I was recently reading that food trade groups are pushing for early access to a vaccine, once it is developed and made available to the public, even though a vaccine is still likely at least months away from being ready, possibly longer. In the meantime, I think it would be a great idea for our industry to lobby for the same kind of early access – particularly since drivers were considered essential workers at the height of the pandemic in the city and proved that they are indeed essential.
No More Optical
I’m sad to say that the “optical benefit” that has been offered to member-drivers of The New York Black Car Fund will no longer be available, which means no more free eye exams and glasses.
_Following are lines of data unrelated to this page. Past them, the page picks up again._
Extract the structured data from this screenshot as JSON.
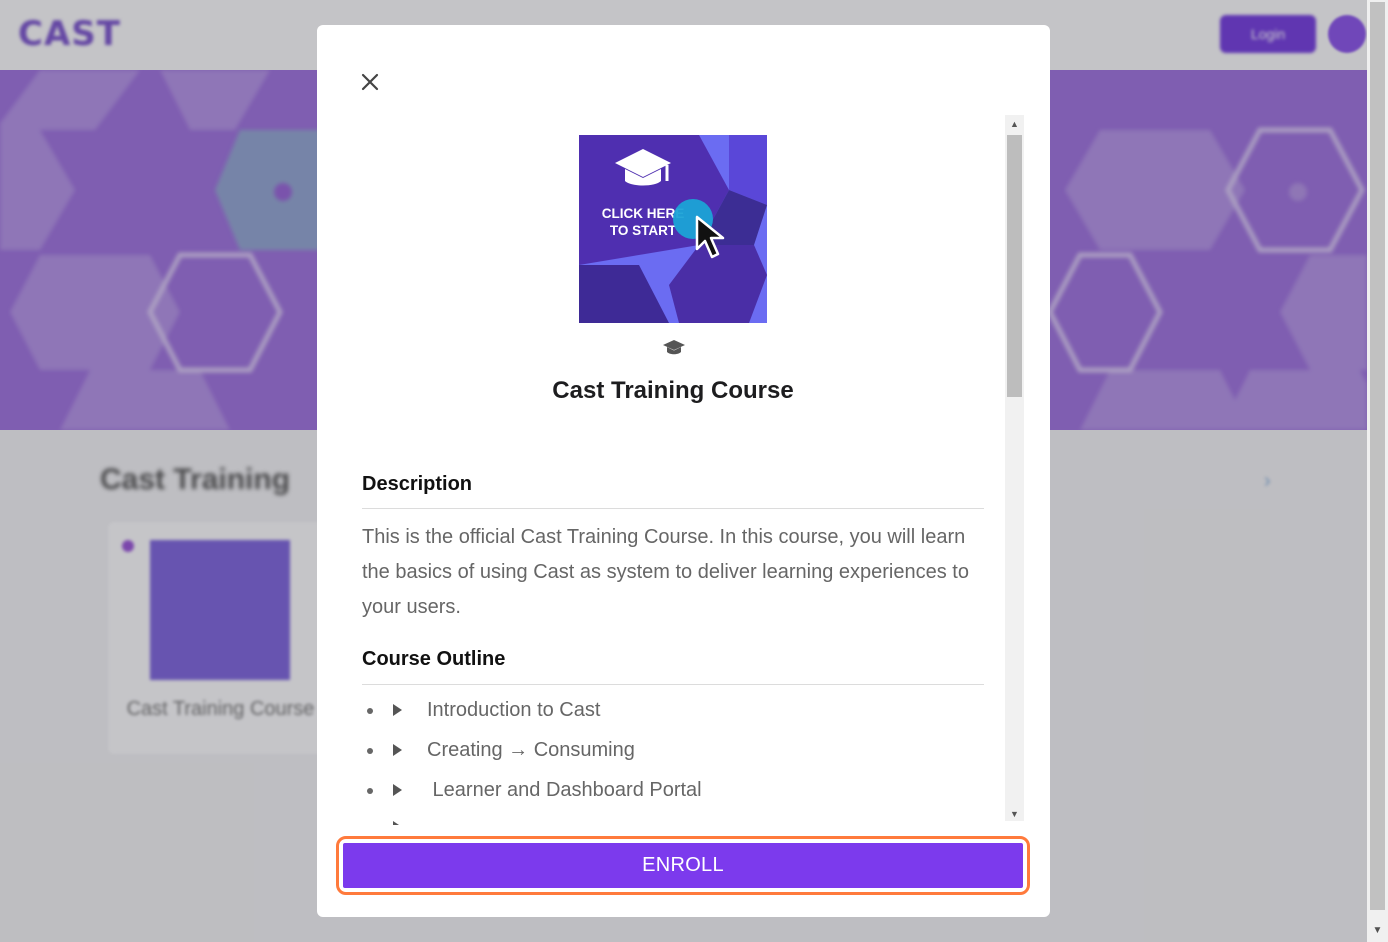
{
  "background": {
    "logo": "CAST",
    "login_label": "Login",
    "section_title": "Cast Training",
    "card_title": "Cast Training Course"
  },
  "modal": {
    "close_icon": "close-icon",
    "image": {
      "line1": "CLICK HERE",
      "line2": "TO START",
      "icons": [
        "graduation-cap-icon",
        "cursor-pointer-icon"
      ]
    },
    "type_icon": "graduation-cap-icon",
    "title": "Cast Training Course",
    "description_heading": "Description",
    "description": "This is the official Cast Training Course. In this course, you will learn the basics of using Cast as system to deliver learning experiences to your users.",
    "outline_heading": "Course Outline",
    "outline": [
      {
        "label": "Introduction to Cast"
      },
      {
        "label": "Creating → Consuming"
      },
      {
        "label": " Learner and Dashboard Portal"
      }
    ],
    "enroll_label": "ENROLL"
  },
  "colors": {
    "accent": "#7c3aed",
    "highlight_border": "#ff7a3c",
    "hero_purple": "#9160d8"
  }
}
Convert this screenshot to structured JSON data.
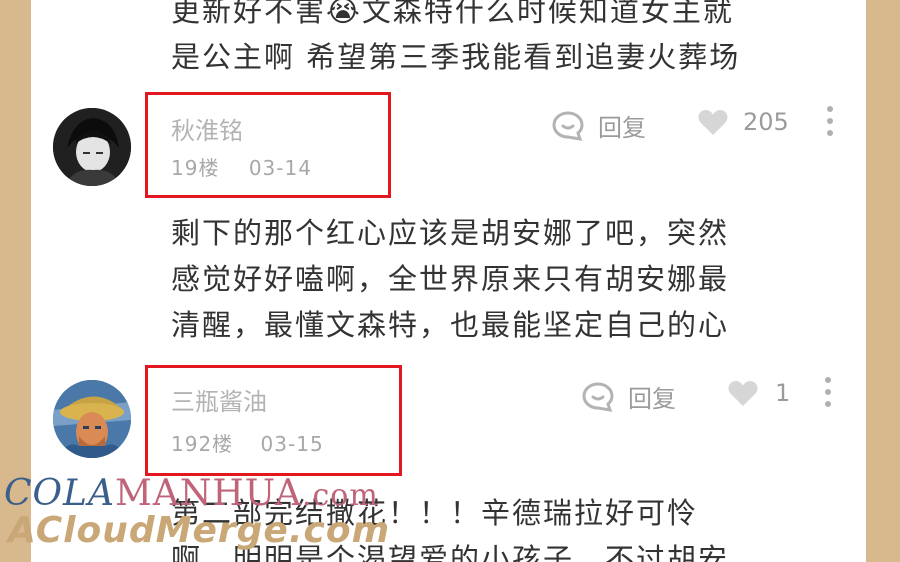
{
  "top_comment": {
    "line1": "更新好不害😭文森特什么时候知道女主就",
    "line2": "是公主啊 希望第三季我能看到追妻火葬场"
  },
  "comments": [
    {
      "username": "秋淮铭",
      "floor": "19楼",
      "date": "03-14",
      "reply_label": "回复",
      "likes": "205",
      "text_lines": [
        "剩下的那个红心应该是胡安娜了吧，突然",
        "感觉好好嗑啊，全世界原来只有胡安娜最",
        "清醒，最懂文森特，也最能坚定自己的心"
      ]
    },
    {
      "username": "三瓶酱油",
      "floor": "192楼",
      "date": "03-15",
      "reply_label": "回复",
      "likes": "1",
      "text_lines": [
        "第二部完结撒花！！！辛德瑞拉好可怜",
        "啊，明明是个渴望爱的小孩子，不过胡安"
      ]
    }
  ],
  "watermark": {
    "line1_part1": "COLA",
    "line1_part2": "MANHUA",
    "line1_part3": ".com",
    "line2": "ACloudMerge.com"
  },
  "colors": {
    "background": "#d7b98d",
    "panel": "#ffffff",
    "highlight_box": "#e3171f",
    "body_text": "#333333",
    "meta_text": "#a8a8a8",
    "watermark_blue": "#3a5f8a",
    "watermark_pink": "#c0647a",
    "watermark_gold": "#c9a776"
  }
}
The Fund is always looking for new ways to help drivers, but not enough of them participated in the program. I would encourage all Black Car drivers to take a closer look at all of the benefits available at no charge to them, along with the discounts afforded to them… and use them. That’s what they are there for, but some of them can end up being shelved if people don’t participate.
This obviously has nothing to do with the Workers’ Compensation benefits the Fund provides. Those are set in stone, but when The Fund offers additional benefits at no additional cost, it saddens me when drivers don’t take full advantage of them. There truly is nothing else like The Fund anywhere, for Independent Contractor drivers.
Before I sign off, I want to encourage ALL TLC-regulated drivers to remain vigilant about cleaning and safety protocols as NYC continues to open in phases. FHVs and Taxis are being hailed by experts as the safest form of transport – but the public needs to feel confident that every imaginable precaution is being taken seriously, if we want to see the industry bounce back in a significant way any time soon.